Soldes d’hiver : vous avez dit « économies » ?

C’est officiel : les soldes d’hiver seront lancés le 12 janvier prochain. L’occasion pour les magasins d’écouler leurs stocks, et pour nous autres consommateurs de faire des économies. Ou pas. Parce que vous aviez vraiment prévu d’acheter ce tee-shirt soldé à -30% ? Et ce pantalon soldé à -50% ? Retour sur un phénomène pas si économique que ça…

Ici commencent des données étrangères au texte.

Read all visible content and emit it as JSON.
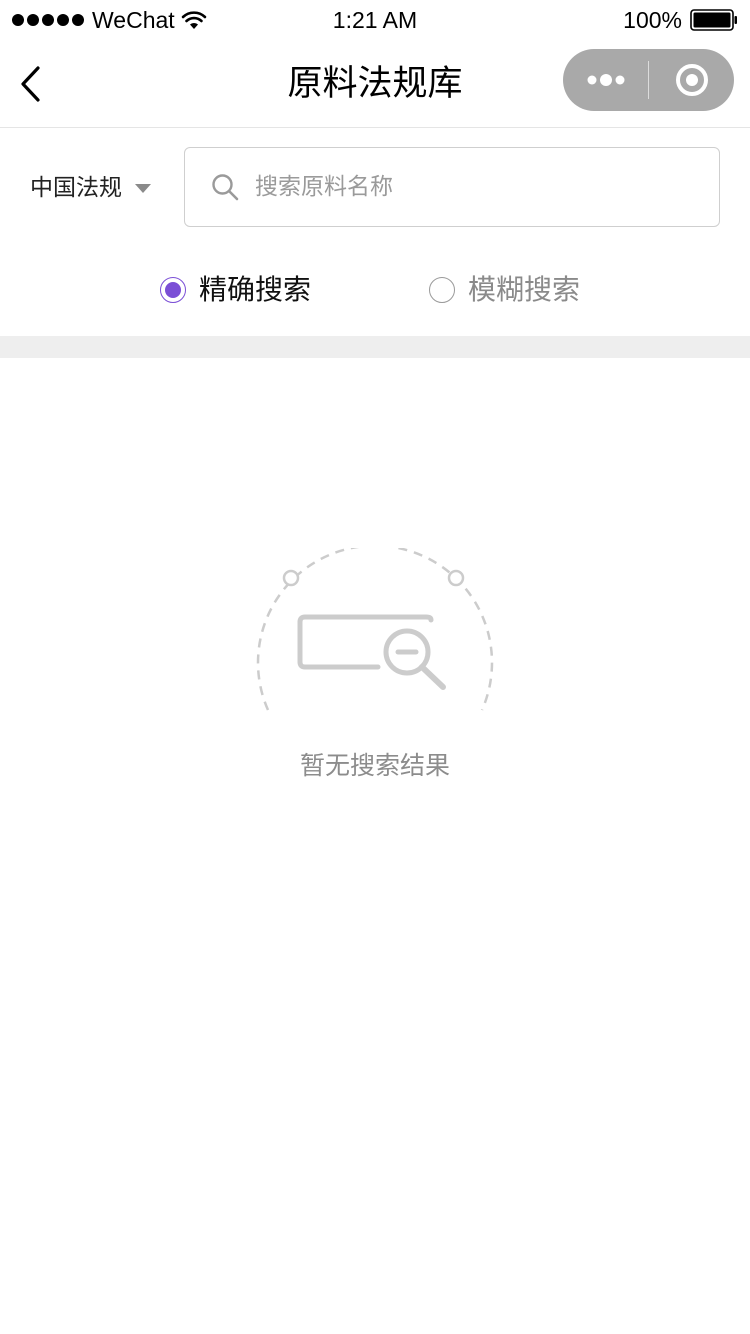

Il y a d’abord ces articles que l’on n’avait pas prévu d’acheter.  A priori, la période des soldes doit nous permettre d’acheter des objets dont nous avons réellement besoin mais que nous n’aurions pas les moyens de nous offrir en temps normal. Pourtant, bien souvent, c’est l’effet inverse qui se produit : nous achetons des choses dont nous n’avons pas besoin, sous prétexte de la bonne affaire. « À ce prix-là, ça vaut le coup » … : qui ne s’est pas déjà fait cette réflexion ? Une sorte de traquenard qui pousse à la surconsommation dont l’impact se fait ressentir sur votre porte-monnaie. C’est ce que déplore Raphaël Guastavi, à la Direction économie circulaire et déchets, à l’Ademe : « Les soldes peuvent être vus de manière positive s’ils permettent d’écouler les invendus. Mais ils suscitent des achats compulsifs et reflètent en outre la surproduction mondiale du secteur textile liée à la mode “rapide”, qui renouvelle les collections de plus en plus vite. » Selon une étude réalisée par la société Eulérian en janvier 2021, 75% de la population française a dépensé plus de 100€ dans les soldes d’hiver. Une somme colossale, surtout quand l’on sait que ces achats n’étaient pas prévus et résultent davantage de l’influence d’une promotion ou d’une publicité que d’un besoin impérieux.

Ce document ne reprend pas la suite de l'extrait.